The Star, the Cross and the Crescent

What is a sect? For the Jewish authorities immediately after Pentecost, the infant church was certainly one - a group of people claiming to hold the truth, claiming that their way was The Way, and threatening the structures of Organized Religion. One of Peter's early sermons, when the fire of the Spirit was still fresh upon him, declared about Jesus: "There is salvation in no one else, for there is no other name under heaven given among mortals by which we must be saved." (Acts 4:12)

It was not long before the church itself was having difficulties with sects. Had Jesus asked his followers to be inclusive ("Whoever is not against us is for us" (Mark 9:40) or exclusive ("Whoever is not with me is against me" (Matt 12:30))? At Corinth, the church had splintered into parties, each following one thread of the gospel message: Paul's party, Apollos', Peter's, Christ's. Paul in reprimanding them reminds them of the wider view: "I planted, Apollos watered, but God gave the growth." (1 Cor 3:5).

But when a group deliberately refused to work with others in the church, the answer was to reject them. "Let anyone who has no love for the Lord be accursed." (1 Cor 16:22) "I have turned Hymenaeus and Alexander over to Satan, so that they may learn not to blaspheme." (1 Tim 1:20) "Do not receive into the house or welcome anyone who comes to you and does not bring this teaching." (2 John 10)

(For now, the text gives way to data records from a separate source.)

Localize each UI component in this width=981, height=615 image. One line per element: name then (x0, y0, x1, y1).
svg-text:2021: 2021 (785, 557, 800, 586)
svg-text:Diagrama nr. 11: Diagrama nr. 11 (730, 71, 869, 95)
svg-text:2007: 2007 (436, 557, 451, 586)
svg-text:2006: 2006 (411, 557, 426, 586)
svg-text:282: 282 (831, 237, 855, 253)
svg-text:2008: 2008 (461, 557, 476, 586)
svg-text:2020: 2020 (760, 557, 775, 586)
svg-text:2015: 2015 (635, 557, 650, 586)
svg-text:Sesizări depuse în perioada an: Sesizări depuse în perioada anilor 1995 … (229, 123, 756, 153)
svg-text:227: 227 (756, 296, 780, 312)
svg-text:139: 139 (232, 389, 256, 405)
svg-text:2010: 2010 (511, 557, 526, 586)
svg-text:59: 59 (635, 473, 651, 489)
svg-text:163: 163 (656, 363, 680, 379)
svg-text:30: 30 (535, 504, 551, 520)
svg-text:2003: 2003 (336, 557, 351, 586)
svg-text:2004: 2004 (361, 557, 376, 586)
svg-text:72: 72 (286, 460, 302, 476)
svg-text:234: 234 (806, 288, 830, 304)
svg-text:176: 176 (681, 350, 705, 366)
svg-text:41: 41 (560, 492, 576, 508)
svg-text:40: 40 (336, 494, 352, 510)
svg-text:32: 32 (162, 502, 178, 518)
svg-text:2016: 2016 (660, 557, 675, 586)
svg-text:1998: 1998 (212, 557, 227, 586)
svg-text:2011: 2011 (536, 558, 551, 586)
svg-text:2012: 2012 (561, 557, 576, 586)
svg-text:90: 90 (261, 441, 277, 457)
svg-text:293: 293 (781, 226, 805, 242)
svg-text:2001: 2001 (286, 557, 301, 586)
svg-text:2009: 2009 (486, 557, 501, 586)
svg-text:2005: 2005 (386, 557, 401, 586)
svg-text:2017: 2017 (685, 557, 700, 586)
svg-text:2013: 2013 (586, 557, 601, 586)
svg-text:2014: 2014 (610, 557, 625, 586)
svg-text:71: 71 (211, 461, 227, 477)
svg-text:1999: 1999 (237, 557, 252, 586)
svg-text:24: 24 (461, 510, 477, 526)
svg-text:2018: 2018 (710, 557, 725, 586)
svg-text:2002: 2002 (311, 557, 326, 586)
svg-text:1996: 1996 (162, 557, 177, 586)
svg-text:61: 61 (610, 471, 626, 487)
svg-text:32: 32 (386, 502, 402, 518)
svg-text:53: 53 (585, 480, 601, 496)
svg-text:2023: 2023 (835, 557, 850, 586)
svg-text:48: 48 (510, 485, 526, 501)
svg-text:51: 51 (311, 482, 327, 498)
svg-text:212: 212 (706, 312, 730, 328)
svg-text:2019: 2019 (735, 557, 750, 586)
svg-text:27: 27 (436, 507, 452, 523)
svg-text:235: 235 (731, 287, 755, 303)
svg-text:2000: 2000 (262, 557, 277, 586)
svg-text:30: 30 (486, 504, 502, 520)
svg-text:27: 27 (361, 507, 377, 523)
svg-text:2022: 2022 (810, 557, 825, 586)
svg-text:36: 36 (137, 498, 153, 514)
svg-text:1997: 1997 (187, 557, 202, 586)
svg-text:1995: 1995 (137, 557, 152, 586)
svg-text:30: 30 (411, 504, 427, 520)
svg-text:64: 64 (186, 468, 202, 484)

We know that there were many such splinter groups in the early centuries of the Church's life. The Gospel had spread like wildfire, and it took time for experienced Christians to take positions of leadership. Some groups merely fitted Jesus into their own preconceived religious thinking. Among these were the Gnostics, whom Richard referred to last month. They believed that matter was evil and that only secret wisdom and a totally ascetic life could lead to purity and enlightenment. With a few exceptions, these splinter groups died out or decayed.

At the Reformation, the problem arose again, this time because some people felt that Organized Religion itself had strayed too far from the Gospel which Jesus had proclaimed. The structure of society made it easier to found separate churches. These often sought to correct some doctrine which their members felt was wrong. In a tolerant age like ours, we are more ready to listen to what other churches are saying. And in a secular age like ours, we are more ready to see what the churches have in common than what separates them.

Ecumenism only goes so far, though. We think of some groups as pernicious - the Moonies, for example, or the Scientologists - and of others as deluded, like the Mormons or the Jehovah's Witness, or just cranky, like the Unitarians or the Christian Scientists. And what of other religions - Buddhism, Hinduism, Judaism, Islam, for example?

In an increasingly secular world, we have much in common with believers in other religions. This is especially so with those whom our Muslim friends call "People of the Book", for Islam, Judaism and Christianity share many teachings and traditions. Peter's insistence that it is only in Jesus' name that we are saved must be set beside Paul's interpretation of Joel's prophecy that "everyone who calls on the name of the Lord will be saved," whether Jew or Gentile.

We should not ignore our differences - one big problem is what salvation actually means to Christians, to Jews and to Muslims. Where we are going and where we have come from has a lot of implications for how we are to get there. If we are going along different ways, we may end up in different places! (For there may be more than one heaven and more than one hell - look at 2 Cor 12:2!) We must enlist the help of God's Holy Spirit, who will enable us to listen to people with different views, and even to people of different faiths. The Holy Spirit calls us to dialogue - to talk and to listen.

At this time of Pentecost, it is good to remind ourselves that the gift of the Holy Spirit was not just on that Sunday, seven weeks after the Resurrection. The Spirit spoke through the Jewish prophets, and the Quran, too, claims that the Spirit, even if only a part of God's creation, is a source of revelation, as well as the source of life. The Spirit lives today, enabling us to bear fruits of "love, joy, peace, patience, kindness, goodness, faithfulness, gentleness and self-control." These are gifts for us all, whether Jew, Christian or Muslim! Let us build them up together.